Après des mois de campagne, les électeurs de gauche français sont conviés aux urnes demain pour finaliser le choix du candidat qui représentera le Parti socialiste à l'élection présidentielle de 2012. L'ex-premier secrétaire du parti, François Hollande, sorti gagnant du premier tour avec 39,2% des voix, est opposé à l'ex-ministre Martine Aubry, arrivée deuxième avec 30,4% des voix.

Marc Thibodeau LA PRESSE

Q: François Hollande est-il assuré de remporter la victoire dimanche?

R: Sa victoire paraît assurée si l'on considère le «poids» des candidats défaits qui se sont ralliés à lui après le premier tour. Manuel Valls, Jean-Michel Baylet et Ségolène Royal avaient mérité, au total, 12% des voix lors du premier tour. François Hollande a aussi reçu à titre «personnel» l'appui d'Arnaud Montebourg, qui avait créé la surprise en raflant 17% des votes avec un discours ancré très à gauche. Martine Aubry, qui continue de croire à ses chances de victoire, espère qu'une bonne partie des électeurs ne refléteront pas dans l'urne les préférences de leur candidat favori du premier tour. L'entourage de la politicienne affirmait hier qu'elle devrait récolter au moins 60% des voix obtenus par Arnaud Montebourg et 50% de celles de Ségolène Royal.

Q: Le parti sera-t-il divisé au lendemain du scrutin?

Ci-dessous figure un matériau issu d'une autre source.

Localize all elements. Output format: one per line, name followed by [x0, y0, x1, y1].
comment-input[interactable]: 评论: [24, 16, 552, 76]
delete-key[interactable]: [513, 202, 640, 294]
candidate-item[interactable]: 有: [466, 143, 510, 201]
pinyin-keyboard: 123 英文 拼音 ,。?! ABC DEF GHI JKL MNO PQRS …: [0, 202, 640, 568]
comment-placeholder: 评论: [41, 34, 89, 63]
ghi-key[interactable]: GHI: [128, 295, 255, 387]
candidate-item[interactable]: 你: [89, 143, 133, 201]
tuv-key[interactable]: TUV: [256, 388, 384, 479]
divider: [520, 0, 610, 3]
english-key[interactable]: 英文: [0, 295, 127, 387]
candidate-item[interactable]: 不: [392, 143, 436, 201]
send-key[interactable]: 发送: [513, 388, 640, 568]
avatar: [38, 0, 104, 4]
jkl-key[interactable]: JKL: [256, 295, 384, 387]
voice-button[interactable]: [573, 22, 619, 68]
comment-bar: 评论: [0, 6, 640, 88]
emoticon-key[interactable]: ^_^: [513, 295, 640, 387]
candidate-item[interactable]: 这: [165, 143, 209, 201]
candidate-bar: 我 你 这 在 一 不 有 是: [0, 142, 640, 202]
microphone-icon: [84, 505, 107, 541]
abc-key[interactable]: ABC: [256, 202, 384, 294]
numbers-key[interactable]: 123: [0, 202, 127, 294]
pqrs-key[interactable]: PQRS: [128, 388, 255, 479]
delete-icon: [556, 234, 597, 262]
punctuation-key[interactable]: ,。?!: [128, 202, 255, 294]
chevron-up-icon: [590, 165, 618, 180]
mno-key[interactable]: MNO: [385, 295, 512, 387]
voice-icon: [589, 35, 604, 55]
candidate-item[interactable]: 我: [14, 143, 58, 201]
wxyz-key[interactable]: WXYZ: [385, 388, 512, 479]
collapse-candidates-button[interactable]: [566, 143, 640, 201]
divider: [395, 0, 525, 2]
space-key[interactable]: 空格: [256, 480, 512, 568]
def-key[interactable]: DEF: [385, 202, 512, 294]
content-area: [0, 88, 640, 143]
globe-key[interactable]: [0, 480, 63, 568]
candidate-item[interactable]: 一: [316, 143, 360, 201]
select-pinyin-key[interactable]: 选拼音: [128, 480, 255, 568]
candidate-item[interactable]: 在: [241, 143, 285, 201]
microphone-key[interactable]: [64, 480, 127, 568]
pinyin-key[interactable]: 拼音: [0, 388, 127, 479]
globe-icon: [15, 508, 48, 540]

R: Les ténors socialistes craignaient que la primaire mène à une guerre fratricide dommageable pour l'image de la formation. Les débats télévisés entre les six candidats dans les semaines précédant le premier tour se sont déroulés sans incident majeur, mais les choses ont pris une tournure plus hostile au cours des derniers jours en raison des attaques de Martine Aubry contre François Hollande. Après avoir déclaré qu'il fallait autre chose qu'une «gauche molle» pour gagner l'élection présidentielle, elle en a rajouté en identifiant son adversaire comme «le candidat du système». «La force, ce n'est pas l'agressivité, c'est le rassemblement, la conviction», a répondu le principal intéressé. Les deux candidats assurent qu'ils se rallieront sans réserve à leur adversaire s'ils perdent, mais la réalité risque d'être plus complexe.

Q: Au-delà du camp socialiste, comment se présente l'élection présidentielle?

R: Bien que la cote de popularité du président Nicolas Sarkozy demeure au plus bas, la droite peut se réjouir d'avoir réussi à convaincre l'ex-ministre Jean-Louis Borloo de ne pas se présenter au scrutin présidentiel à la tête d'une formation centriste. L'Élysée veut éviter de voir les appuis potentiels du chef de l'État se diviser par crainte de voir le Front national le devancer au premier tour, comme ce fut le cas pour le candidat socialiste Lionel Jospin en 2002. La chef du parti d'extrême droite, Marine Le Pen, qui se retrouve à 16% d'appui dans les derniers sondages sur l'élection présidentielle, espère convaincre les Français que le Parti socialiste et le parti de la majorité, l'UMP, sont parfaitement identiques. Ces mêmes sondages indiquent que Martine Aubry et François Hollande disposeraient d'une large avance sur Nicolas Sarkozy au premier tour, mais ils ont été produits avant le retrait de Jean-Louis Borloo.